Amidst their drama, Kathir tries to steal the Lord Muruga statue, for which he plays a trick to injure Parvathi, which keeps all others out of the house for sometime. Shiva engages in a fight with Kathir when he tries to leave with the statue that he had stolen. Rajasekar accuses his relatives for his wife's accident and asks all of his relatives to leave at once. Shiva and Kathir get separated and part ways. A drunk Ganesh finally manages to reveal the truth to Rajasekar about Saravan's death in an accident following which Anjali reveals the truth to him that she is actually Saravanan's secretary and had come to explain about Saravanan's death in an accident in America. She also explains that Siva and Kathir were acting/posing as Saravanan & that she took part in the drama not wanting to ruin their happiness. After revealing all this, she gives them money and asks them to get out of the house. Shiva, realizing his mistake, refuses to take the money and asks Kathir not to take the money. Kathir leaves Shiva in anger, taking the money with him. Shiva returns to Rajasekar and confesses all of his mistakes. Rajasekar asks them to continue the drama for the sake of his wife, who loves her grandson more than her life. Parvathy comes and calls Saravanan but gets no replies. She finally gets hold of the arms of Kathir, who has returned in remorse. Hence, the movie happily ends with the marriage of Shiva and Anjali, who by now have fallen in love with each other.

==Production==

London was announced to be the first Tamil film production of Spice Team Entertainment, a wing of Inspired Movies in the UK and also signed up to distribute the film. In late 2004, the team shot scenes for 25 days across London and due to the early sunset, ended up having early starts to make use of the daylight hours. Scenes were filmed primarily in studios in Chennai, though outdoor scenes were shot near Buckingham Palace and Piccadilly Circus amongst other locations. The film was completed and ready for release in February 2005 and Prashanth opted to release London before his other completed film, Adaikalam.

== Music ==
The soundtrack was composed by Vidyasagar, and was released on 24 February 2005 at Spencer Plaza.

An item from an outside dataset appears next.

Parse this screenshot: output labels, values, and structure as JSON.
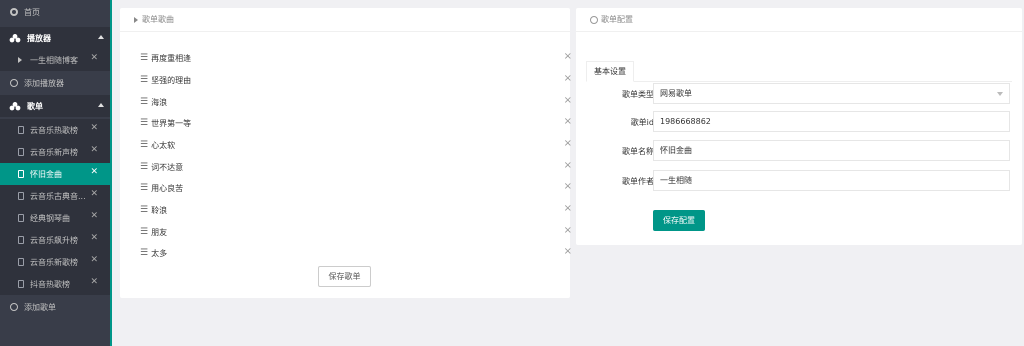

| Song | Singer(s) | Lyrics |
|---|---|---|
| "Atho Atho" | Pop Shalini, Udit Narayan, Premji Amaran | P. Vijay |
| "Adimithu Adi" | Kamaal Khan, Benny Dayal | P. Vijay |
| "Azhagiya Vizhigalil" | Sadhana Sargam, Madhu Balakrishnan | Yugabharathi |
| "Kee Mu Kee Pee" | Karthik, Praveen Mani, Tippu | Na. Muthukumar |
| "Badavaa" | Sujatha, Vijay Yesudas | P. Vijay |
| "Yaaro Oruthi" | Karthik | Yugabharathi |

==Critical reception==
Malathi Rangarajan of The Hindu wrote, "London comically stresses on the importance of wealth in this mercenary world and in the bargain logic, credulity and spontaneity go for a toss." Sify gave the film a positive review noting that "Please leave your logical mind at home when you watch a Sundar.C film. The trio of Prashanth-Sundar.C-Vadivelu has a “Winner” in London". Visual Dasan of Kalki gave a sarcastic review on the film in the form of headlines.